Tim Duncan, Lebron James
Tim Duncan si attorciglia con LeBron James  durante le Nba Finals del 2014 (Chris Covatta/Getty Images)

9. Uno. Unico

In 19 stagioni Nba, una sola squadra (agli Spurs è primo per punti, rimbalzi e stoppate, occorre ricordarlo?) e un solo allenatore (Pop, ovviamente). È un aspetto che è stato ripetuto tantissimo, per sottolineare una volta di più – non solo numeri, statistiche e vittorie alla mano – l’unicità del giocatore. Lo voglio fare ancora, perché rimane bello e romantico, oltre che sempre più raro, esaltare il concetto della bandiera.

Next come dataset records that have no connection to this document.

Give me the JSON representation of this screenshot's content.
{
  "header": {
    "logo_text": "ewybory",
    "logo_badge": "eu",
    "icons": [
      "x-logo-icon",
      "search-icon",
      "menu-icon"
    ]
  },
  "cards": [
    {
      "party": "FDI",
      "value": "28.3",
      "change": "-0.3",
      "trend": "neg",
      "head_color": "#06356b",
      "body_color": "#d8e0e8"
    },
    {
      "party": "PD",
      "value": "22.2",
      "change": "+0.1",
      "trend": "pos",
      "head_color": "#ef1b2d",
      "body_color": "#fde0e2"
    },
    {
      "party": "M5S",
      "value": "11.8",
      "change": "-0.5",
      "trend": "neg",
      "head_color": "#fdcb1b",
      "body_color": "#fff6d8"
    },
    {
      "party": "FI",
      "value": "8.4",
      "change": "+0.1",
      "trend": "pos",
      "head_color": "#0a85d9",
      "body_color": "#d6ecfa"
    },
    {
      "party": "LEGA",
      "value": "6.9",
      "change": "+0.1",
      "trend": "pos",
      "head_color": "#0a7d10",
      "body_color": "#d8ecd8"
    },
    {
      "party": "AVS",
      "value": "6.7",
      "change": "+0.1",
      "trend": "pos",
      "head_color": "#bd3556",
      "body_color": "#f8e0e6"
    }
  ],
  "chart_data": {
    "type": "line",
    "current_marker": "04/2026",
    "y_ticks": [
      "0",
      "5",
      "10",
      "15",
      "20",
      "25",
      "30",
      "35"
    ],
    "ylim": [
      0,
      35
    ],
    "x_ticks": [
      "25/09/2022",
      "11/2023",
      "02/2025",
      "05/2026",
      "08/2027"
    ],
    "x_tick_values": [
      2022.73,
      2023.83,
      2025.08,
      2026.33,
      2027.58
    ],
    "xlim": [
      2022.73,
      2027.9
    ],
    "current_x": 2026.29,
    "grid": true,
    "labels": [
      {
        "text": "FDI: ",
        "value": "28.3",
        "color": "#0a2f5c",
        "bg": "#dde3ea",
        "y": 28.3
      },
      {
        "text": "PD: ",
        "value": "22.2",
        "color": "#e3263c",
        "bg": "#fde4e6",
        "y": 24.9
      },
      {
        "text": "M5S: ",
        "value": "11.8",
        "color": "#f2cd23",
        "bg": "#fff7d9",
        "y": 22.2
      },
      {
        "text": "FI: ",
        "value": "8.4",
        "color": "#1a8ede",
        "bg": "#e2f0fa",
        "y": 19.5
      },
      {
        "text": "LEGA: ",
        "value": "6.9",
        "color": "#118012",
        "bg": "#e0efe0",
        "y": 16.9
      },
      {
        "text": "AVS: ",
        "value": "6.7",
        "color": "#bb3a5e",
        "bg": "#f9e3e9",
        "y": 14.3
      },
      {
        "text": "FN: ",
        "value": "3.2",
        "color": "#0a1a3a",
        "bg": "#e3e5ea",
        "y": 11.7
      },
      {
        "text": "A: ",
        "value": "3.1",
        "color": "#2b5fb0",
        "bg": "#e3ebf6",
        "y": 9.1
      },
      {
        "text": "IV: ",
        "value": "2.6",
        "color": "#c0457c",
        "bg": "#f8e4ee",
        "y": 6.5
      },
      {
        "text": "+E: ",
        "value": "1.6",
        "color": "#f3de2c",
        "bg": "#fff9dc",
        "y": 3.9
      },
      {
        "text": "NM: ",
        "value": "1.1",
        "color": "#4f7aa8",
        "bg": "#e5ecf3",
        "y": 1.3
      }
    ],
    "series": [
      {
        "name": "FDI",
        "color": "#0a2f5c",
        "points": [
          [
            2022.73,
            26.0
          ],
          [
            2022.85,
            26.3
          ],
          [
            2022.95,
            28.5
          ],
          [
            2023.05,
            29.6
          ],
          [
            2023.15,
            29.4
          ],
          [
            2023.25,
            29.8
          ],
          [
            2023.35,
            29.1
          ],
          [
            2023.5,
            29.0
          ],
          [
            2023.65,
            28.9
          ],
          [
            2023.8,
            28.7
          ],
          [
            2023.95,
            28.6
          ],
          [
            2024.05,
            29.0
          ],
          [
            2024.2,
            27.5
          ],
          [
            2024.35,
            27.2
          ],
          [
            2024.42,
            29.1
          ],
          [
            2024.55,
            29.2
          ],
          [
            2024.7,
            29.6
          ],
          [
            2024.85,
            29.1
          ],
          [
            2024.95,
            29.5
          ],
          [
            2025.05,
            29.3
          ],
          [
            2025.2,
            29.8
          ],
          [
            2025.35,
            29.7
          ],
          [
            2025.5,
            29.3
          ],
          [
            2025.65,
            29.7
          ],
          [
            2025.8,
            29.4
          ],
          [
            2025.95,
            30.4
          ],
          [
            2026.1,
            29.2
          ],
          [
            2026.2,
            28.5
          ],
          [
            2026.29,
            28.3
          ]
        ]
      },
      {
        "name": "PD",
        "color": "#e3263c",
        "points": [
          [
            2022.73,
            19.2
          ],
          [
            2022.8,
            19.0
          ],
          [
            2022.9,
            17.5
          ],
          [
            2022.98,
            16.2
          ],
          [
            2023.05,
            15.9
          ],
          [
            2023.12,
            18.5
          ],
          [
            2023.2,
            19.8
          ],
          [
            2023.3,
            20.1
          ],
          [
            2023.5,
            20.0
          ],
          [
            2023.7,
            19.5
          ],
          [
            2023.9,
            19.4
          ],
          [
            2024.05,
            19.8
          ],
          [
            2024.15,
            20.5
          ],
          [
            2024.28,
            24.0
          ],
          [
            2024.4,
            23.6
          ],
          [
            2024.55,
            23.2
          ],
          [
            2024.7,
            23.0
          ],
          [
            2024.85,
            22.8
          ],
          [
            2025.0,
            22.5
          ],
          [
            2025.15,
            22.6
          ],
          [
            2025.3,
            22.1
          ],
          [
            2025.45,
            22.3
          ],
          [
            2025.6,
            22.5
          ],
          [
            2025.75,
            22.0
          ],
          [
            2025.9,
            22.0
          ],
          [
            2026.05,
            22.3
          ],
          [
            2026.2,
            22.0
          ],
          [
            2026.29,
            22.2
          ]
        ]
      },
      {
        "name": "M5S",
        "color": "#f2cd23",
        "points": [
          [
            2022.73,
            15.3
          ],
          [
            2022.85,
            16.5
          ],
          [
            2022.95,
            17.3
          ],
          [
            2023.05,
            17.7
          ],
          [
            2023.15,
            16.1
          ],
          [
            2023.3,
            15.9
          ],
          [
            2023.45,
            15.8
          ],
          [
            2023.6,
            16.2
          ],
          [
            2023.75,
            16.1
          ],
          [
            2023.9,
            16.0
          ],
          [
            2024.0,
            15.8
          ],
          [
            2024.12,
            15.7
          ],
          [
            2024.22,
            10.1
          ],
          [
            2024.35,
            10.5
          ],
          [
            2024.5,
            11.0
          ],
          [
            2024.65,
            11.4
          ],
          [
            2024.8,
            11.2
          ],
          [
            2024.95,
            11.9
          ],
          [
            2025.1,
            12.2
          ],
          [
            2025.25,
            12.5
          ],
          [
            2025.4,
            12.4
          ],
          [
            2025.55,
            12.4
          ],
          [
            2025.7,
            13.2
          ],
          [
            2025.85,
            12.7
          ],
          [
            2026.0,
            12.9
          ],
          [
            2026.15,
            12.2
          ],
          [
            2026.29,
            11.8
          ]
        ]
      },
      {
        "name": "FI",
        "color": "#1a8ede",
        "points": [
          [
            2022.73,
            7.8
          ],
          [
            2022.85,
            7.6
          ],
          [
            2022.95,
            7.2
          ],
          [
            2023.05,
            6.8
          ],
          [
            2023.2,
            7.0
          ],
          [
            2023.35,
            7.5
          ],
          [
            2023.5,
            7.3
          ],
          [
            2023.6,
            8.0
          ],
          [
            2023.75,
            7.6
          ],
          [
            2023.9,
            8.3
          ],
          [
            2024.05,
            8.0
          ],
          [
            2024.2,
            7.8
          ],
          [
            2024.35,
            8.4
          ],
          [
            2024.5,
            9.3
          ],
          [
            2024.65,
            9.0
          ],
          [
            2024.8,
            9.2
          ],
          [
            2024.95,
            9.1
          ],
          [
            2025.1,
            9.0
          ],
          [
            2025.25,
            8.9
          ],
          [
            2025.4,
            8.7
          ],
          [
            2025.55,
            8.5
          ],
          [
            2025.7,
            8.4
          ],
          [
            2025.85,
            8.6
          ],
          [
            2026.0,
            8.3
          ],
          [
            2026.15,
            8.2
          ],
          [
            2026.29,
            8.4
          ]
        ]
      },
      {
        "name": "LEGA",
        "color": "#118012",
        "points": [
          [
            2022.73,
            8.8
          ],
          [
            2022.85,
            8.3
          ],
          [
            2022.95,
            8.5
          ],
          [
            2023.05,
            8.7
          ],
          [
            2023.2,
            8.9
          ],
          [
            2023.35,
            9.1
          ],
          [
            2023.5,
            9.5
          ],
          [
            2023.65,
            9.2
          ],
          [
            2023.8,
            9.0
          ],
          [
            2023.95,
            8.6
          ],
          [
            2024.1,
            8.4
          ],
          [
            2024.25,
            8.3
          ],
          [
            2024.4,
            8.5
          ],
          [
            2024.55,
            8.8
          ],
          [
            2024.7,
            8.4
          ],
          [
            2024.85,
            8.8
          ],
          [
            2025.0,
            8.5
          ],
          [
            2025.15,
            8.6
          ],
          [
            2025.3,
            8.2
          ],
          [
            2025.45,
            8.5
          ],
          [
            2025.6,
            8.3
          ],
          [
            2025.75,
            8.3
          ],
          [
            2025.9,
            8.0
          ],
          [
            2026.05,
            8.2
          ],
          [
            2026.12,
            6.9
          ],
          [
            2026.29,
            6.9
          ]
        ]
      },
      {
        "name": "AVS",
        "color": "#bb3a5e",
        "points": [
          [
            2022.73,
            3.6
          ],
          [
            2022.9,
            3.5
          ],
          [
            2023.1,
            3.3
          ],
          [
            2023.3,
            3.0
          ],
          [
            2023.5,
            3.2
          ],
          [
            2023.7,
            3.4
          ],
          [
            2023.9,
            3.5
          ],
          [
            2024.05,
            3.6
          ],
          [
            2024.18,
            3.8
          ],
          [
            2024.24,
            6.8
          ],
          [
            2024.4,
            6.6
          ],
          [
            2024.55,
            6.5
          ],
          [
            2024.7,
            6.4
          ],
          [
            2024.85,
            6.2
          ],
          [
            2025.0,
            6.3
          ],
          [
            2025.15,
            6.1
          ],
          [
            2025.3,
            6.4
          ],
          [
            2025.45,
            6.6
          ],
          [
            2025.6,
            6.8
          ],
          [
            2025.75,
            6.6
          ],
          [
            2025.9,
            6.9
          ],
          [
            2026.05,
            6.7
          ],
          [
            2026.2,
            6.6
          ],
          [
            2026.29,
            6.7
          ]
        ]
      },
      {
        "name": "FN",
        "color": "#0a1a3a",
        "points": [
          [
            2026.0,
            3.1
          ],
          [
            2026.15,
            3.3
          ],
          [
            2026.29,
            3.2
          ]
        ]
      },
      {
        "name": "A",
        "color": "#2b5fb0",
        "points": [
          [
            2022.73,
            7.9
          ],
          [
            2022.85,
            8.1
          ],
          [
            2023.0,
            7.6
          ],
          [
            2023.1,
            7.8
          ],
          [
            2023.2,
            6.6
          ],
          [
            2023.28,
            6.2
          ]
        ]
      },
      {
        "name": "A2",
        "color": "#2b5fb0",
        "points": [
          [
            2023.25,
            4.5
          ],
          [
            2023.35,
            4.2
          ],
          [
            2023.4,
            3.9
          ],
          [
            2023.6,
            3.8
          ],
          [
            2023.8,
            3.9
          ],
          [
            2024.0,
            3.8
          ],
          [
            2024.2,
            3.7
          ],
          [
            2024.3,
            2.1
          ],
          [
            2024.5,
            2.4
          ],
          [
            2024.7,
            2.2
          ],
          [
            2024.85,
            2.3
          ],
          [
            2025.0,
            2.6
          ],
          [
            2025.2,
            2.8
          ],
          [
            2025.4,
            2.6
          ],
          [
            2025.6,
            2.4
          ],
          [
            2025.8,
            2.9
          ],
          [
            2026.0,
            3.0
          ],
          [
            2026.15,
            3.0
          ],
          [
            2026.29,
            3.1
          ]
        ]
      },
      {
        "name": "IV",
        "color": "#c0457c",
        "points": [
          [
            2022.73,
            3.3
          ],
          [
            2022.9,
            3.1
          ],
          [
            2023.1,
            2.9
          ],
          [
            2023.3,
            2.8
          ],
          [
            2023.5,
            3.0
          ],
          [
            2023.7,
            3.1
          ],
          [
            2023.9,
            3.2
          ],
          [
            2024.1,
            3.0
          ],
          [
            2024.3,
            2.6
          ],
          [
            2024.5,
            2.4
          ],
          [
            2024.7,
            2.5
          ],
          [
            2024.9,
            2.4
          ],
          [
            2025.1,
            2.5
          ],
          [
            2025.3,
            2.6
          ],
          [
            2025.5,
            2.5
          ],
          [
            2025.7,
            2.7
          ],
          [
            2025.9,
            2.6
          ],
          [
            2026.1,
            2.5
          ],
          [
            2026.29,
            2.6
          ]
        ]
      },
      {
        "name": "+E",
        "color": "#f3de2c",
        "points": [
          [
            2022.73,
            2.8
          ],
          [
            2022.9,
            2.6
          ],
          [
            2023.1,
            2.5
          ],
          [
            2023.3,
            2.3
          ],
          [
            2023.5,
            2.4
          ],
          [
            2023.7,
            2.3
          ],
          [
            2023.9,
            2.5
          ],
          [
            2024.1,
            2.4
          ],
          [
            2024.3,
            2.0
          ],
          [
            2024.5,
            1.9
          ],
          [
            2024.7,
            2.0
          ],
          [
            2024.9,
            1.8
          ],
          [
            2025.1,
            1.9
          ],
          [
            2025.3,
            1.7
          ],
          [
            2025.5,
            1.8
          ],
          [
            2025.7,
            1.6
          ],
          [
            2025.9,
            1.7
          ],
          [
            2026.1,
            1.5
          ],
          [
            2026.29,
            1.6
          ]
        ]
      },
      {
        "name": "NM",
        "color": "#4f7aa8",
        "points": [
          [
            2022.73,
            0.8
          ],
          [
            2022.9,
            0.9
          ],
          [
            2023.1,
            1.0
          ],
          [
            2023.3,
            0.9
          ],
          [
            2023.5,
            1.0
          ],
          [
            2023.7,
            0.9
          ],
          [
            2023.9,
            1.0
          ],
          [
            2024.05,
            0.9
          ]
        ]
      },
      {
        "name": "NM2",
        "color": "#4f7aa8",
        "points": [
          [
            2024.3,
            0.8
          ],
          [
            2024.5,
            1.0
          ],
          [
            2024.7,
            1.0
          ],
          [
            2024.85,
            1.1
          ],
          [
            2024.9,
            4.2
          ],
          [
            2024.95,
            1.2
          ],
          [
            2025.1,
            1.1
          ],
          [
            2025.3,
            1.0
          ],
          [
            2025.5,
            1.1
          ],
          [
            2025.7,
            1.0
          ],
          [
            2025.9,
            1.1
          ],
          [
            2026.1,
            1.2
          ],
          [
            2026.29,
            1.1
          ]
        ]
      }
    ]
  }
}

Non è obbligatorio volerlo essere/diventare, non rende neppure automaticamente migliori, però quando succede arricchisce di una sorta di lieto fine l’intera narrazione. Come Kobe Bryant ai Lakers. Come Dirk Nowitzki ai Mavs. «Si contano sulle dita di una mano», si dice solitamente. Qui, però, non servono neppure tutte le dita.

Tim Duncan Spurs

10. L’abbraccio al pallone

L’ultimo lascito di Tim Duncan è in un’immagine, che in realtà un vero senso non ce l’ha, se non nell’essere banale gesto superstizioso. Prima del via di ogni partita Tim Duncan abbracciava il pallone, lo teneva stretto a sé, i gomiti larghi, la presa ferrea. Invece di una semplice routine, a me piace pensare che fosse proprio un abbraccio. Vero. Sincero. Di amore. Verso un gioco poi diventato professione, che ha sicuramente tanto amato e che ancora di più ha fatto amare – almeno a me. Per questo mi piace l’idea di ricambiare, con un abbraccio e un ringraziamento. Grazie Tim Duncan per 19 anni di inimitabile carriera. Ora puoi scomparire in pace.